The beloved British literary characters are, of course, Sherlock Holmes and Watson, as well as Romeo and Juliet. They offer enough rich, recognizable lore to pad out this London-set mystery, directed by “Kung Fu Panda” director John Stevenson, written by Kevin Cecil, Andy Riley and Ben Zazove. As for the appeal of using garden gnome characters, well, it’s anyone’s guess. Perhaps the Travelocity Roaming Gnome was an inspiration?

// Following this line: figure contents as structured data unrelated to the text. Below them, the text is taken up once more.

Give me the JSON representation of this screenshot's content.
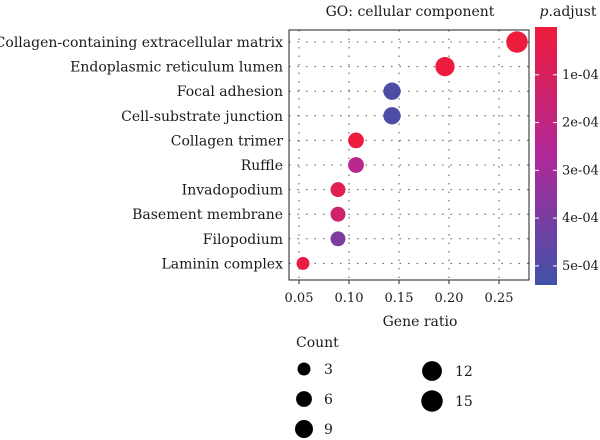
{
  "chart_data": {
    "type": "scatter",
    "title": "GO: cellular component",
    "xlabel": "Gene ratio",
    "ylabel": "",
    "xlim": [
      0.04,
      0.28
    ],
    "xticks": [
      0.05,
      0.1,
      0.15,
      0.2,
      0.25
    ],
    "xtick_labels": [
      "0.05",
      "0.10",
      "0.15",
      "0.20",
      "0.25"
    ],
    "grid": true,
    "categories": [
      "Collagen-containing extracellular matrix",
      "Endoplasmic reticulum lumen",
      "Focal adhesion",
      "Cell-substrate junction",
      "Collagen trimer",
      "Ruffle",
      "Invadopodium",
      "Basement membrane",
      "Filopodium",
      "Laminin complex"
    ],
    "points": [
      {
        "term": "Collagen-containing extracellular matrix",
        "gene_ratio": 0.268,
        "count": 15,
        "p_adjust": 4e-06
      },
      {
        "term": "Endoplasmic reticulum lumen",
        "gene_ratio": 0.196,
        "count": 11,
        "p_adjust": 6e-06
      },
      {
        "term": "Focal adhesion",
        "gene_ratio": 0.143,
        "count": 8,
        "p_adjust": 0.000505
      },
      {
        "term": "Cell-substrate junction",
        "gene_ratio": 0.143,
        "count": 8,
        "p_adjust": 0.000505
      },
      {
        "term": "Collagen trimer",
        "gene_ratio": 0.107,
        "count": 6,
        "p_adjust": 5e-06
      },
      {
        "term": "Ruffle",
        "gene_ratio": 0.107,
        "count": 6,
        "p_adjust": 0.00023
      },
      {
        "term": "Invadopodium",
        "gene_ratio": 0.089,
        "count": 5,
        "p_adjust": 6e-05
      },
      {
        "term": "Basement membrane",
        "gene_ratio": 0.089,
        "count": 5,
        "p_adjust": 0.00014
      },
      {
        "term": "Filopodium",
        "gene_ratio": 0.089,
        "count": 5,
        "p_adjust": 0.00039
      },
      {
        "term": "Laminin complex",
        "gene_ratio": 0.054,
        "count": 3,
        "p_adjust": 3e-05
      }
    ],
    "color_legend": {
      "title_italic": "p",
      "title_rest": ".adjust",
      "min": 0.0,
      "max": 0.00054,
      "ticks": [
        0.0001,
        0.0002,
        0.0003,
        0.0004,
        0.0005
      ],
      "tick_labels": [
        "1e-04",
        "2e-04",
        "3e-04",
        "4e-04",
        "5e-04"
      ],
      "low_color": "#ee1c3c",
      "mid_color": "#b0289a",
      "high_color": "#3f52a8"
    },
    "size_legend": {
      "title": "Count",
      "values": [
        3,
        6,
        9,
        12,
        15
      ],
      "labels": [
        "3",
        "6",
        "9",
        "12",
        "15"
      ],
      "color": "#000000"
    }
  }
}
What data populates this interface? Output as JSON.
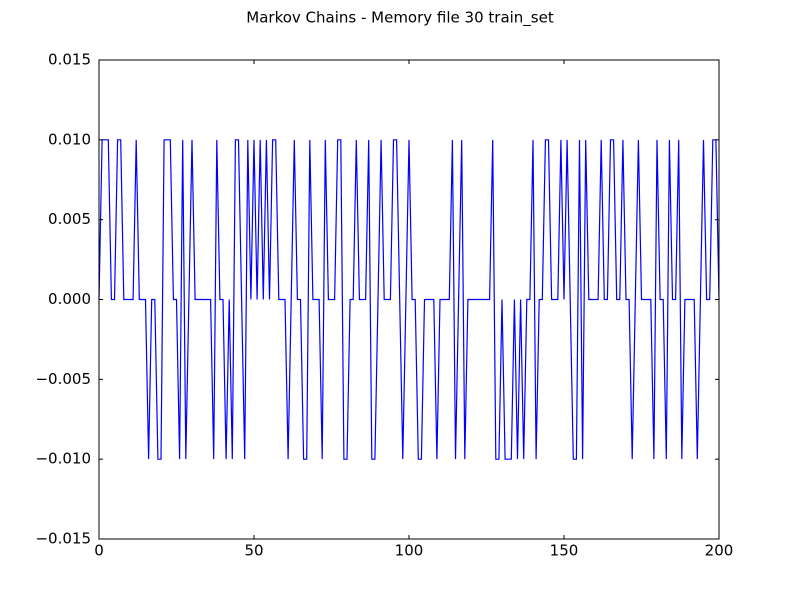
{
  "chart_data": {
    "type": "line",
    "title": "Markov Chains - Memory file 30 train_set",
    "color": "#0000ff",
    "xlim": [
      0,
      200
    ],
    "xticks": [
      0,
      50,
      100,
      150,
      200
    ],
    "ylim": [
      -0.015,
      0.015
    ],
    "yticks": [
      {
        "value": -0.015,
        "label": "−0.015"
      },
      {
        "value": -0.01,
        "label": "−0.010"
      },
      {
        "value": -0.005,
        "label": "−0.005"
      },
      {
        "value": 0,
        "label": "0.000"
      },
      0.005,
      {
        "value": 0.01,
        "label": "0.010"
      },
      0.015
    ],
    "x": [
      0,
      1,
      2,
      3,
      4,
      5,
      6,
      7,
      8,
      9,
      10,
      11,
      12,
      13,
      14,
      15,
      16,
      17,
      18,
      19,
      20,
      21,
      22,
      23,
      24,
      25,
      26,
      27,
      28,
      29,
      30,
      31,
      32,
      33,
      34,
      35,
      36,
      37,
      38,
      39,
      40,
      41,
      42,
      43,
      44,
      45,
      46,
      47,
      48,
      49,
      50,
      51,
      52,
      53,
      54,
      55,
      56,
      57,
      58,
      59,
      60,
      61,
      62,
      63,
      64,
      65,
      66,
      67,
      68,
      69,
      70,
      71,
      72,
      73,
      74,
      75,
      76,
      77,
      78,
      79,
      80,
      81,
      82,
      83,
      84,
      85,
      86,
      87,
      88,
      89,
      90,
      91,
      92,
      93,
      94,
      95,
      96,
      97,
      98,
      99,
      100,
      101,
      102,
      103,
      104,
      105,
      106,
      107,
      108,
      109,
      110,
      111,
      112,
      113,
      114,
      115,
      116,
      117,
      118,
      119,
      120,
      121,
      122,
      123,
      124,
      125,
      126,
      127,
      128,
      129,
      130,
      131,
      132,
      133,
      134,
      135,
      136,
      137,
      138,
      139,
      140,
      141,
      142,
      143,
      144,
      145,
      146,
      147,
      148,
      149,
      150,
      151,
      152,
      153,
      154,
      155,
      156,
      157,
      158,
      159,
      160,
      161,
      162,
      163,
      164,
      165,
      166,
      167,
      168,
      169,
      170,
      171,
      172,
      173,
      174,
      175,
      176,
      177,
      178,
      179,
      180,
      181,
      182,
      183,
      184,
      185,
      186,
      187,
      188,
      189,
      190,
      191,
      192,
      193,
      194,
      195,
      196,
      197,
      198,
      199,
      200
    ],
    "values": [
      0,
      0.01,
      0.01,
      0.01,
      0,
      0,
      0.01,
      0.01,
      0,
      0,
      0,
      0,
      0.01,
      0,
      0,
      0,
      -0.01,
      0,
      0,
      -0.01,
      -0.01,
      0.01,
      0.01,
      0.01,
      0,
      0,
      -0.01,
      0.01,
      -0.01,
      0,
      0.01,
      0,
      0,
      0,
      0,
      0,
      0,
      -0.01,
      0.01,
      0,
      0,
      -0.01,
      0,
      -0.01,
      0.01,
      0.01,
      0,
      -0.01,
      0.01,
      0,
      0.01,
      0,
      0.01,
      0,
      0.01,
      0,
      0.01,
      0.01,
      0,
      0,
      0,
      -0.01,
      0,
      0.01,
      0,
      0,
      -0.01,
      -0.01,
      0.01,
      0,
      0,
      0,
      -0.01,
      0.01,
      0,
      0,
      0,
      0.01,
      0.01,
      -0.01,
      -0.01,
      0,
      0,
      0.01,
      0,
      0,
      0,
      0.01,
      -0.01,
      -0.01,
      0,
      0.01,
      0,
      0,
      0,
      0.01,
      0.01,
      0,
      -0.01,
      0,
      0.01,
      0,
      0,
      -0.01,
      -0.01,
      0,
      0,
      0,
      0,
      -0.01,
      0,
      0,
      0,
      0,
      0.01,
      -0.01,
      0,
      0.01,
      -0.01,
      0,
      0,
      0,
      0,
      0,
      0,
      0,
      0,
      0.01,
      -0.01,
      -0.01,
      0,
      -0.01,
      -0.01,
      -0.01,
      0,
      -0.01,
      0,
      -0.01,
      0,
      0,
      0.01,
      -0.01,
      0,
      0,
      0.01,
      0.01,
      0,
      0,
      0,
      0.01,
      0,
      0.01,
      0,
      -0.01,
      -0.01,
      0.01,
      -0.01,
      0.01,
      0,
      0,
      0,
      0,
      0.01,
      0,
      0,
      0.01,
      0.01,
      0,
      0,
      0.01,
      0,
      0,
      -0.01,
      0,
      0.01,
      0,
      0,
      0,
      0,
      -0.01,
      0.01,
      0,
      0,
      -0.01,
      0.01,
      0,
      0,
      0.01,
      -0.01,
      0,
      0,
      0,
      0,
      -0.01,
      0,
      0.01,
      0,
      0,
      0.01,
      0.01,
      0
    ]
  }
}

It’s essentially “Toy Story” mashed up with “Sherlock Holmes,” with a dash or two of “Romeo and Juliet.” The garden gnomes and lawn ornaments come to life while their owners are away, ruling over their bucolic backyard domains. Gnomeo (James McAvoy), Juliet (Emily Blunt), and their garden menagerie have been uprooted from to the country to the city, and just as they’re settling in to London life, they learn the hard way about the harsh realities of urban crime.
When all the gnomes are kidnapped, Sherlock Gnomes (Johnny Depp), the guardian of all the gnomes in London, swoops in to investigate with his trusty, long-suffering helper/partner Watson (Chiwetel Ejiofor), while Gnomeo and Juliet join up to help find their gnome clan. Sherlock instantly suspects his nemesis Moriarty (Jamie Demetriou), whom he thought he vanquished in a great museum caper.
Their race around London looking for clues follows the format of British crime films like “Snatch” as the team encounters various seedy characters of the dolls and ornaments underground, including the Barbie madam of a doll museum, Irene (Mary J. Blige), armies of Asian-inspired waving cat figurines and various hench-gargoyles. While the plot spins out of control, stopping every now and then for an Elton John dance party (he is a producer on the film and lends his catalog), the pairs learn a lot about learning to demonstrate proper appreciation for their partners, particularly the logic-driven Sherlock and Juliet.
Depp’s voice performance as the quirky Sherlock Gnomes is unrecognizable and rather uninspired. His character only takes off during fantasy sequences done in a lively black and white line-drawing animation style that illustrates his peculiar brain and ways of thinking. But the true standout among the voice performances is Demetriou as the demented, devious Moriarty, who takes the form of an adorable, but evil little pie boy figurine – sort of like if Bob’s Big Boy wore less clothes, had less hair and sported a devilish grin and cackle. This kind of surrealism is what “Sherlock Gnomes” is largely lacking in terms of personality, and the screen comes alive when Moriarty is on screen in a way that it doesn’t otherwise.
There are some fun bits and bobs to be found in the amusing enough “Sherlock Gnomes.” But the overall picture doesn’t have the kind of true wow factor that would make this one stand out from the rest of the pack.